Largest number a floating point number can hold while still retaining a certain amount of decimal precision

40 views Asked by At

I would like to know the largest positive number a 32 bit float can hold while still being able to represent approximately 1/1000 decimal resolution.

So, for example if the float represents kilo Watts, how big can the kilo Watt number get before I would lose the ability to convert it to Watts without significant loss of precision (say a few Watts).

2

There are 2 answers

1
aka.nice On BEST ANSWER

I assume that you want the distance between two consecutive Float to be less than 1/1000 to have a precision of 1 watt or better.

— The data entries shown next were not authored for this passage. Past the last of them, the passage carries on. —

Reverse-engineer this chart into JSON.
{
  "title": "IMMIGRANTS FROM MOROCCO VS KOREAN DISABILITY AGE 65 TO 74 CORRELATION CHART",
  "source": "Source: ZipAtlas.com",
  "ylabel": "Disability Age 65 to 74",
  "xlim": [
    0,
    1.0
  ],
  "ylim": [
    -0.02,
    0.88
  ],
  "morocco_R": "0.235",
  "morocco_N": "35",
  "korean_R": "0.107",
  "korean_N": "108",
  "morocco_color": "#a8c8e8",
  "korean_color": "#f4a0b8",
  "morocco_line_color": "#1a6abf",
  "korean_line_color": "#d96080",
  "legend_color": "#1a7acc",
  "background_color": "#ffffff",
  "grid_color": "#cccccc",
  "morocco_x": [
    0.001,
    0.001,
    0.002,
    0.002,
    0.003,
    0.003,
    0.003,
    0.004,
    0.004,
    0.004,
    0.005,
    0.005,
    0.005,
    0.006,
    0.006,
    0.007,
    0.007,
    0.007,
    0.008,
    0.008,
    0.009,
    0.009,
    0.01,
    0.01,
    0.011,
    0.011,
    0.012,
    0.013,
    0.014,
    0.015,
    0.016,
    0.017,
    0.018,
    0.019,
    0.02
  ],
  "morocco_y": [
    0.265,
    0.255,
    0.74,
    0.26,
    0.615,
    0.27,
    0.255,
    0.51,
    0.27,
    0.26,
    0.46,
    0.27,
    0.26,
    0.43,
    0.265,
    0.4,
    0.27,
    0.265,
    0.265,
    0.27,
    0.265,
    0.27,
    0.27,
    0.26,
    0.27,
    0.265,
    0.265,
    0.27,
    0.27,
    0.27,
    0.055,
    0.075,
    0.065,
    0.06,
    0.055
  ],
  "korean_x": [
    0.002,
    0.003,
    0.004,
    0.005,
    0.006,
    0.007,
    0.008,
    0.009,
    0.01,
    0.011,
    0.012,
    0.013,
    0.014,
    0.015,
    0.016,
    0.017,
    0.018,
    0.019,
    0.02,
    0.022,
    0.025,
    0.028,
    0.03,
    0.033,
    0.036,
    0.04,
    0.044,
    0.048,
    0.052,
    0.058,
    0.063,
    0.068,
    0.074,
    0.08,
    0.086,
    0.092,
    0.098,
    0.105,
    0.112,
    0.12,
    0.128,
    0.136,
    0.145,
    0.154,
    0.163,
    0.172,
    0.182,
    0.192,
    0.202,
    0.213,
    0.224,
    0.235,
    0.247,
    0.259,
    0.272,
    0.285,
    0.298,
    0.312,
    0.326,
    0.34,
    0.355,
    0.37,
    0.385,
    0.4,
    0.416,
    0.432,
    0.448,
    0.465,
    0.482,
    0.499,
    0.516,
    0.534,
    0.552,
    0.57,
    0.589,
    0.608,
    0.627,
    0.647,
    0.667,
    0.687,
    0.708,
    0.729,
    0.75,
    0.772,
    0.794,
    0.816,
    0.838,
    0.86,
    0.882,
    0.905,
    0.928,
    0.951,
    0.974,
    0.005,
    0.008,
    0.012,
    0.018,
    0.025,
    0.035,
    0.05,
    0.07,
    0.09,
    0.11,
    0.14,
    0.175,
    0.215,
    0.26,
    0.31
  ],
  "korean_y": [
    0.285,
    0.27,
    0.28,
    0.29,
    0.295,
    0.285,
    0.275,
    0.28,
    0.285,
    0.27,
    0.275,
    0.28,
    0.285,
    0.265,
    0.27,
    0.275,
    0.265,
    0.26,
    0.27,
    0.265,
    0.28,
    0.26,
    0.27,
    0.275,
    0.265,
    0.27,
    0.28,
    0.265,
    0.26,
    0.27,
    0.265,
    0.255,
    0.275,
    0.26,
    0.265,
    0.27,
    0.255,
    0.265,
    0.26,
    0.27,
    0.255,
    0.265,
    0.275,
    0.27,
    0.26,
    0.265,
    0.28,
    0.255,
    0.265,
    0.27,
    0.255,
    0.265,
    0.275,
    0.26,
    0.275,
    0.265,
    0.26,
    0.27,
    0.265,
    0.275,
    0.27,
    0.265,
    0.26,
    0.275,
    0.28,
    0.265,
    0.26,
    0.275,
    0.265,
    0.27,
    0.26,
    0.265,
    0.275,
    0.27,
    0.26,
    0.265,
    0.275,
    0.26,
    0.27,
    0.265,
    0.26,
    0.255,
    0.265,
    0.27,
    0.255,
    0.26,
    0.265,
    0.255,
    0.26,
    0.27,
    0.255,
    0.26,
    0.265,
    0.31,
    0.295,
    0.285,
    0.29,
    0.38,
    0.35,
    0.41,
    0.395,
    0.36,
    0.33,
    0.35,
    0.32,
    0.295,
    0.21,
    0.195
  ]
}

This is related to the unit of least precision (ulp) of the Float.

In binary formats, the float magnitude has a general form 1.fractionBits * 2^exponent

If the float has a precision p,

  • its significand, composed by the leading one and the fraction bits, has p bits.
  • there are p-1 fraction bits,
  • the leading 1 represent a quantity 2^exp
  • the first fraction bit a quantity 2^(exp-1)
  • the last fraction bit a quantity 2^(exp-(p-1)) this is the ulp of the float

Now the requirement is ulp < 1/1000. That is 2^(exp+1-p) < 1/1000.

If we enforce the requirement a little, ulp <= 1/1024, that is 2^-10:

 exp+1-p <= -10

So the float exponent must be

exp <= p-11

For IEEE 754

  • single precision, p=24, exp<=13, the float magnitude must be < 2^14, about 16384.0.
  • double precision, p=53, exp<=42, the float magnitude must be < 2^43, that is about 8 * 10^12 approximately

Now, if you want a precision of a few watt, just do the arithmetic. 2 watts make the limit twice higher, 4 watts double the limit again, 8 watts etc...

We can generalize the formulation : if you want a precision of 10^-n, that is 2^(log(10^-n)/log(2)), or 2^(-n*log2(10)).

Thus the exponent must be exp <= p - 1 -n*log2(10).

The limit is then abs(float) < 2^(exp+1), that is abs(float)<2^(p-ceil(n*log2(10))).

5
chux - Reinstate Monica On

Certainly not elegant nor practical for double, yet with 32-bit float, easy enough to try various float values.

#include <float.h>
#include <math.h>
#include <stdio.h>
#define limit (1/1000.0f)

int main(void) {
  float previous = limit;
  float next = limit;
  do {
    previous = next;
    next = nextafterf(previous, FLT_MAX);
  } while (next - previous <= 0.001f);
  //} while (previous + 0.001f > previous);
  printf("%.9g %a\n", nextafterf(previous,0), nextafterf(previous,0));
  printf("%.9g %a\n", previous, previous);
  printf("%.9g %a\n", next, next);
  puts("Done");
}

Output

16383.999 0x1.fffffep+13
16384 0x1p+14
16384.002 0x1.000002p+14
Done

So the previous float value to 16384.0 is at most a 1/1000 step and the next float value more than a 1/1000 step.